Radiocarbon dates for this archaeological manifestation primarily fall
within the interval of 10,900 to 10,200 BP. Folsom sites frequently
consist of small, highly distinctive, fluted spearpoints found among the
bones of bison (fig.3,4). Other characteristic stone tools are large
and very thin knives and well-made hide scrapers. This was a specialized,
nomadic bison hunting adaptation. [Folsom site references: Amick 1999; Boldurian
and Cotter 1999; Wilmsen and Roberts 1978; Frison and Bradley 1980.]
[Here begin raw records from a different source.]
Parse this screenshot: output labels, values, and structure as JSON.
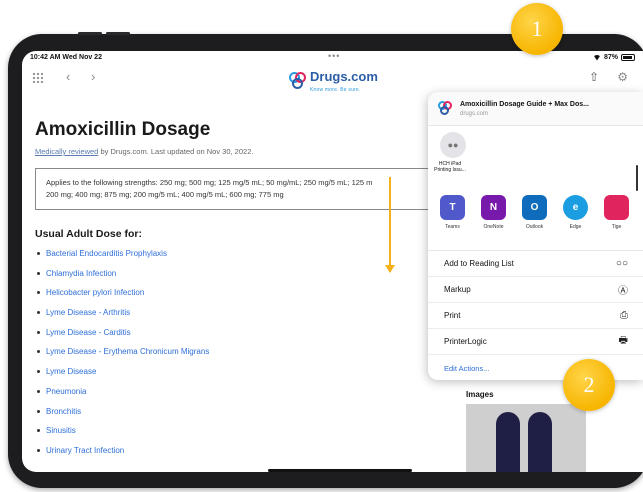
{
  "status_bar": {
    "time": "10:42 AM  Wed Nov 22",
    "dots": "•••",
    "battery": "87%"
  },
  "toolbar": {
    "logo_text": "Drugs.com",
    "logo_tagline": "Know more. Be sure."
  },
  "article": {
    "title": "Amoxicillin Dosage",
    "reviewed_link": "Medically reviewed",
    "reviewed_rest": " by Drugs.com. Last updated on Nov 30, 2022.",
    "strengths_line1": "Applies to the following strengths: 250 mg; 500 mg; 125 mg/5 mL; 50 mg/mL; 250 mg/5 mL; 125 m",
    "strengths_line2": "200 mg; 400 mg; 875 mg; 200 mg/5 mL; 400 mg/5 mL; 600 mg; 775 mg",
    "section_heading": "Usual Adult Dose for:",
    "dose_items": [
      "Bacterial Endocarditis Prophylaxis",
      "Chlamydia Infection",
      "Helicobacter pylori Infection",
      "Lyme Disease - Arthritis",
      "Lyme Disease - Carditis",
      "Lyme Disease - Erythema Chronicum Migrans",
      "Lyme Disease",
      "Pneumonia",
      "Bronchitis",
      "Sinusitis",
      "Urinary Tract Infection"
    ]
  },
  "share_sheet": {
    "title": "Amoxicillin Dosage Guide + Max Dos...",
    "url": "drugs.com",
    "airdrop_name_line1": "HCH iPad",
    "airdrop_name_line2": "Printing Issu...",
    "apps": [
      {
        "name": "Teams",
        "glyph": "T",
        "color": "#5059c9"
      },
      {
        "name": "OneNote",
        "glyph": "N",
        "color": "#7719aa"
      },
      {
        "name": "Outlook",
        "glyph": "O",
        "color": "#0f6cbd"
      },
      {
        "name": "Edge",
        "glyph": "e",
        "color": "#1b9de2"
      },
      {
        "name": "Tige",
        "glyph": "",
        "color": "#e0245e"
      }
    ],
    "actions": [
      {
        "label": "Add to Reading List",
        "icon": "glasses-icon",
        "glyph": "○○"
      },
      {
        "label": "Markup",
        "icon": "markup-icon",
        "glyph": "Ⓐ"
      },
      {
        "label": "Print",
        "icon": "printer-icon",
        "glyph": "⎙"
      },
      {
        "label": "PrinterLogic",
        "icon": "printerlogic-icon",
        "glyph": "🖶"
      }
    ],
    "edit_actions": "Edit Actions..."
  },
  "sidebar_right": {
    "images_label": "Images"
  },
  "callouts": {
    "one": "1",
    "two": "2"
  },
  "colors": {
    "link": "#2e6fd8",
    "badge": "#f7b500",
    "arrow": "#f5b01a"
  }
}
[Fig.3 (left): Folsom point (left) found with bones of giant bison at Folsom, New Mexico (American Museum of Natural History).]
[Fig.4 (right): Clovis (a) and Folsom (b) points from Blackwater Draw, New Mexico (after Boldurian and Cotter, 1999).]
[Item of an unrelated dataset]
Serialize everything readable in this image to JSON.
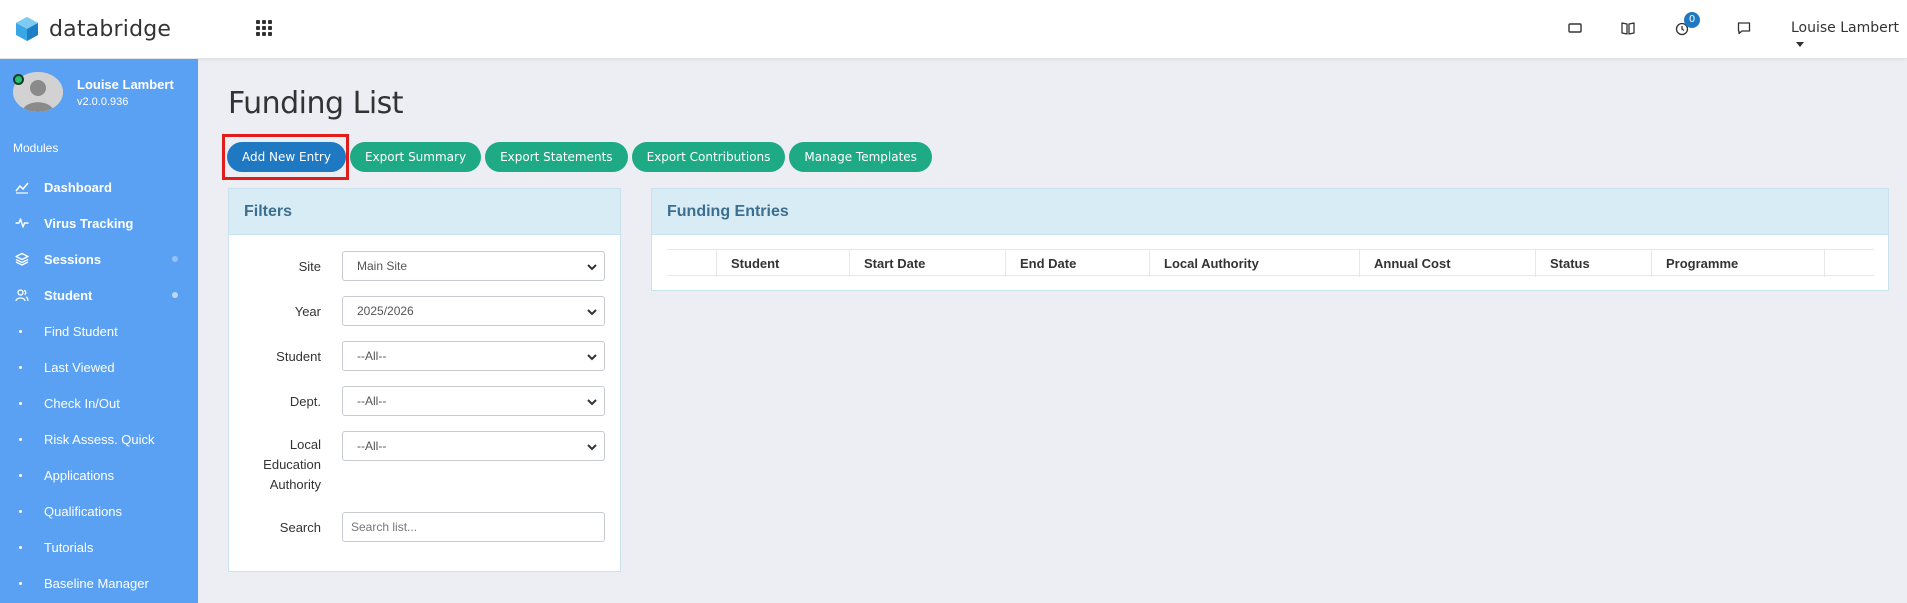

Late Paleoindian: Following Folsom along the southern periphery of the Great Plains where the Gault site is located is a succession of regional archaeological cultures, each identified by a diagnostic style of projectile point. Dates for most of these style intervals are not well established, but as a group they fall within the interval of ca. 10,000 to 9,000 RCYA. Such names as Wilson, Golondrina/Barber, Angostura, and St. Marys Hall have been attached to the projectile points, but at present, not much is known about the lifeways of the people who left these materials behind [Collins 1995, 1998].
[Fig.5: Scottsbluff (a,b) and Golondrina (c,d) spearpoints from the Late Paleoindian period at the Gault site (photo: Gault Archeological Project).]